お茶は「魔法」であり「科学」である

 

本日のお茶会では

とても有意義なお茶の時間が過ごせました。

 

今日のお茶会でお話させていただいたのは

お茶のお作法を単なる「淹れ方」としてではなく、

**「目に見えない流れを味方につける術」**として捉える、視点でした。

 

私たちが何気なく淹れているお茶の背景には

実は深い「魔法」と「科学」が隠されています。

 

1. 最小限のアプローチで、最大限の効果を生む

魔法使いや錬金術師が杖(ワンド)を使って何をしているか・・・

考えたことはありますか?

 

彼らはゼロから何かを生み出すのではなく

**「今ある気候や流れを知り、そこにほんの少しの変化を促すきっかけ」**

を、与えているに過ぎません。

 

例えば、諸葛孔明が東南の風を呼び、火計を成功させたように。

「この時期に、この風が吹く」という

自然の理(ことわり)を知り、そこに火を投じる。

 

すると小さな火は風に乗って大きな力となる。

これこそが、かつての錬金術師、魔法使い、仙人、道士たちが実践していた

「自然科学」であり、ここに、お茶の真髄でもあるのです。

 

2. 茶席は「ちっちゃな宇宙」

茶席という空間は、一つの「小宇宙」です。

茶葉がどのようにお湯に反応し、

淹れ手の所作がどのような対流を生み出すのか。

 

所作の役割: 自分の動き一つひとつが、空間に流れを生む。

共鳴: その流れにお客さんが乗ったとき、お茶の働きは最大限に引き出される。

循環: そこで生まれたエネルギーは、その場限りではなく、お客さんの日常へと持ち帰られ、さらに広がっていく。

 

お茶を淹れるという行為は、

この大きな循環を生み出すための「最初の一点」を打つ作業なのです。

 

3. 道具を「生き物」として扱う

お茶を極める上で欠かせないのが、

道具(茶器)との向き合い方です。

道具を単なる「物」としてではなく、**「一つの生命」**として見立てることが大切です。

 

初対面の野良猫にいきなり触ろうとしたら怒られるけれど、

まずは手で鼻挨拶をして、匂いを確認してもらう。

受け入れてくれたら少しずつ触れていく。

それと同じことが物にもあるんです。
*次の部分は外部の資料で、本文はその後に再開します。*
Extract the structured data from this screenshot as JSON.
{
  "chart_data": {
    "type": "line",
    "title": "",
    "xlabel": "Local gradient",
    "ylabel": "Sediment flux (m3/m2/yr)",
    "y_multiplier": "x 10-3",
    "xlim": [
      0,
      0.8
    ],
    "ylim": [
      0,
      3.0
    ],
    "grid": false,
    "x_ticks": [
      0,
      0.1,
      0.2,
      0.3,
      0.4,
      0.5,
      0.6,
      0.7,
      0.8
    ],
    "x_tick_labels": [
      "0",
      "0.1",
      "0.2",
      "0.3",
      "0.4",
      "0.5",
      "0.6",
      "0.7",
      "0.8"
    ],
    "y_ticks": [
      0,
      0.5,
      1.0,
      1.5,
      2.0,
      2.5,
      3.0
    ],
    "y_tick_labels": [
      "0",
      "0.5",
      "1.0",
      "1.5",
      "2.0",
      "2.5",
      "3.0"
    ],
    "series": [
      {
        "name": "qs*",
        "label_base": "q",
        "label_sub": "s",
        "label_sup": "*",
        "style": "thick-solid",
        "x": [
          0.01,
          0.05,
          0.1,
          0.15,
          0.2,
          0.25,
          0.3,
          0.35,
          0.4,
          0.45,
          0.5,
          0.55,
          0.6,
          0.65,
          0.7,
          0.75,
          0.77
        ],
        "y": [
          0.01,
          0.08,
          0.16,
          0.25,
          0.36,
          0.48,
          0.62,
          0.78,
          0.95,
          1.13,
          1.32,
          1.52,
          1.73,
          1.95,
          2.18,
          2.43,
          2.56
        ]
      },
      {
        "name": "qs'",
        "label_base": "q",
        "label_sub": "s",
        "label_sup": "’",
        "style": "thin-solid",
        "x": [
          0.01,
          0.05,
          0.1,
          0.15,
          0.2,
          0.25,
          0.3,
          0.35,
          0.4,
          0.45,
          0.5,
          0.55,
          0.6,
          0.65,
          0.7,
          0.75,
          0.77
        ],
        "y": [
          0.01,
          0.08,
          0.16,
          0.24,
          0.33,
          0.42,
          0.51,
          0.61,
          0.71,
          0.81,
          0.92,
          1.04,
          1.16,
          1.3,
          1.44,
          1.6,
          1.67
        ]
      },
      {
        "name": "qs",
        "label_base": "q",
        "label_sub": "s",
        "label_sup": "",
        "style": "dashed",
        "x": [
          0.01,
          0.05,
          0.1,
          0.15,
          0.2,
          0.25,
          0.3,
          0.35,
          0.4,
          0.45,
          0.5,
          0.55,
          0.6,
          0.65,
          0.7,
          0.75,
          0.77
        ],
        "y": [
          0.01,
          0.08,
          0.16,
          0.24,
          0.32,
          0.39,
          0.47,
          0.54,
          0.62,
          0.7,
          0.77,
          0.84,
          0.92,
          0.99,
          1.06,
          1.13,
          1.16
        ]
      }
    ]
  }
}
」


どの角度で、

どう触れて、

どうお湯を注げば、

この茶器の形が一番活かされるのか?

 

それを自分勝手な都合で扱うのではなく、

対話を重ねるように探っていく。

 

茶器を使いながら、

その形が生み出す「流れ」を体に染み込ませていくのです。

香り(調香)、ハーブ、フラワーエッセンス……。

 

これらに共通するのは、

植物の「精(エッセンス)」や「魂」を取り出し、

届けるというプロセスです。

 

お茶もまた、茶葉に凝縮された精霊を呼び出し、

お湯の中に解き放つ行為に他なりません。


そう考えると、お茶に向き合う時間は、

自分自身が「錬金術師」として宇宙の真理に触れる時間とも言えるでしょう。

 

そう考えると 「お茶=難しい作法」というイメージが、

ガラリと変わりませんか?

目の前の一杯に集中し、お湯を注ぐ。

 

その瞬間、あなたも小さな宇宙の創造主になっているのかもしれません。

次にティーポットを手に取るときは、ぜひその「流れ」を感じてみてください。